The ICJ also confirmed that States have a 'duty of cessation' in relation to their wrongful acts, and that this duty 'may require a State to revoke all administrative, legislative and other measures that constitute an internationally wrongful act of that State'.It is not possible for a court to 'revoke' or invalidate primary legislation in the United Kingdom, but courts can invalidate administrative measures (including secondary legislation) if an aggrieved party challenges these successfully by way of judicial review.
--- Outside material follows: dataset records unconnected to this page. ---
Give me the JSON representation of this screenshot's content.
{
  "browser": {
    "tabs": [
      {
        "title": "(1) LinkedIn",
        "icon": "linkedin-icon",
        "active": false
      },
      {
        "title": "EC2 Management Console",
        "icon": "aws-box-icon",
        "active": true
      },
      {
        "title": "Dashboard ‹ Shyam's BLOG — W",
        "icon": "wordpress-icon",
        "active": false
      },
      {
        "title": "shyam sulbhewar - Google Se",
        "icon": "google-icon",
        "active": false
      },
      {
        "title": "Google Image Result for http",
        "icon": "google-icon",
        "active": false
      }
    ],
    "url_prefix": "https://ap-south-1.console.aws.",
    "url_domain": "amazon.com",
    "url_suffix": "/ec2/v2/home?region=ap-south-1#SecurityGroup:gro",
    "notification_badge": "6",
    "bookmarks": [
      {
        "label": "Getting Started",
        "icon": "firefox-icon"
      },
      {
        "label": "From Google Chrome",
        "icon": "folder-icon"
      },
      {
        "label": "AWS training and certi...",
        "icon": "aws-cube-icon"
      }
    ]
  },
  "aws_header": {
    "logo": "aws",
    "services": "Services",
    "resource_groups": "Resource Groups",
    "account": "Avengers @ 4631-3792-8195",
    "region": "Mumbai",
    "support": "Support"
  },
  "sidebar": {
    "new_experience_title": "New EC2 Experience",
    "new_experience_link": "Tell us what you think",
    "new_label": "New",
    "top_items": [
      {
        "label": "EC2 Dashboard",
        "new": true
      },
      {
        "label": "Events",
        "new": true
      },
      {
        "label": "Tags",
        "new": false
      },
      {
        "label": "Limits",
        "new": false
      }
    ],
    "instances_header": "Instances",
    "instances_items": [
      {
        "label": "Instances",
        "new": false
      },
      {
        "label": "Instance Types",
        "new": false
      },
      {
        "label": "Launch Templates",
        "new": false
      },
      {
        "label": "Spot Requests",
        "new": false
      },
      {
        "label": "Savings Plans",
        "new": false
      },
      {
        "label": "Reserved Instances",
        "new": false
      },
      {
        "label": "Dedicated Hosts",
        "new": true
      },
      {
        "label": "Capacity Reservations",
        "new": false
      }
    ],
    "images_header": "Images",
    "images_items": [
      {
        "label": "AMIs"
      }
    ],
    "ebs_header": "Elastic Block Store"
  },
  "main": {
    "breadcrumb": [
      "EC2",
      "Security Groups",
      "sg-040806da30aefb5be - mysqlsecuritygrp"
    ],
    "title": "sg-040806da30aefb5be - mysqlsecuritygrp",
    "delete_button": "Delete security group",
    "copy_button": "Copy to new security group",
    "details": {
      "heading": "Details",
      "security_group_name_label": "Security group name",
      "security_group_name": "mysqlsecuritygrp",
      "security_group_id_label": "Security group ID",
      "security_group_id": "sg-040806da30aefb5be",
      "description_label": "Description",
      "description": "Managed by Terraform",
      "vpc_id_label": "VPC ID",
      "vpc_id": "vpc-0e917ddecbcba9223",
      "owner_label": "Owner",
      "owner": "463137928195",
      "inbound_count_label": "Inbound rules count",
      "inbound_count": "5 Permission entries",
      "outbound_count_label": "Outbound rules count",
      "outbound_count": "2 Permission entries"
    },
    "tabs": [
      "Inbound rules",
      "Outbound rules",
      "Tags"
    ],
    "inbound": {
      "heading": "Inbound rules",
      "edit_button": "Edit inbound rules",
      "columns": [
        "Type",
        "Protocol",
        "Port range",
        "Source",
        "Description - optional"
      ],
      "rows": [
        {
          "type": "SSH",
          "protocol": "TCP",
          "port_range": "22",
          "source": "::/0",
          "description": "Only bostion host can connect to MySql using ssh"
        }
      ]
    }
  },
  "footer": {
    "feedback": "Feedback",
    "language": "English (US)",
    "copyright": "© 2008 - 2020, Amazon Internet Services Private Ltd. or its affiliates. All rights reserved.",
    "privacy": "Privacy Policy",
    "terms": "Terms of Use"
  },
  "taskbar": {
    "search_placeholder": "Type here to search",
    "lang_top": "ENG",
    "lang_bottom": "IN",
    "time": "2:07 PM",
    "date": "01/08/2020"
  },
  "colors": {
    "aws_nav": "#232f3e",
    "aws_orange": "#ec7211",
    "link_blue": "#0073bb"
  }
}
Parliament can also repeal primary legislation.
- Developments in human rights law
The ICJ found that because a healthy environment is necessary for, and inherent in, the enjoyment of other human rights explicitly enumerated in treaties, it must follow that humans have a right to a clean, healthy and sustainable environment. Although some national and regional courts and institutions had expressed this view before, the Council of Europe and ECtHR had not gone so far as to find that the explicit rights in the European Convention on Human Rights (ECHR) (which is implemented in domestic law in the United Kingdom via the Human Rights Act 1998) necessarily implied an actionable right to a healthy environment.
Rather, in the VKS Case, the ECtHR held that State parties to the ECHR had a positive obligation to mitigate climate change because climate change can interfere with an individual's quality of life, which is itself protected by Article 8 of the ECHR (as explained in further detail in our blog on the VKS Case). It remains to be seen whether the ECtHR's case law will continue to develop along the lines set out in the Advisory Opinion.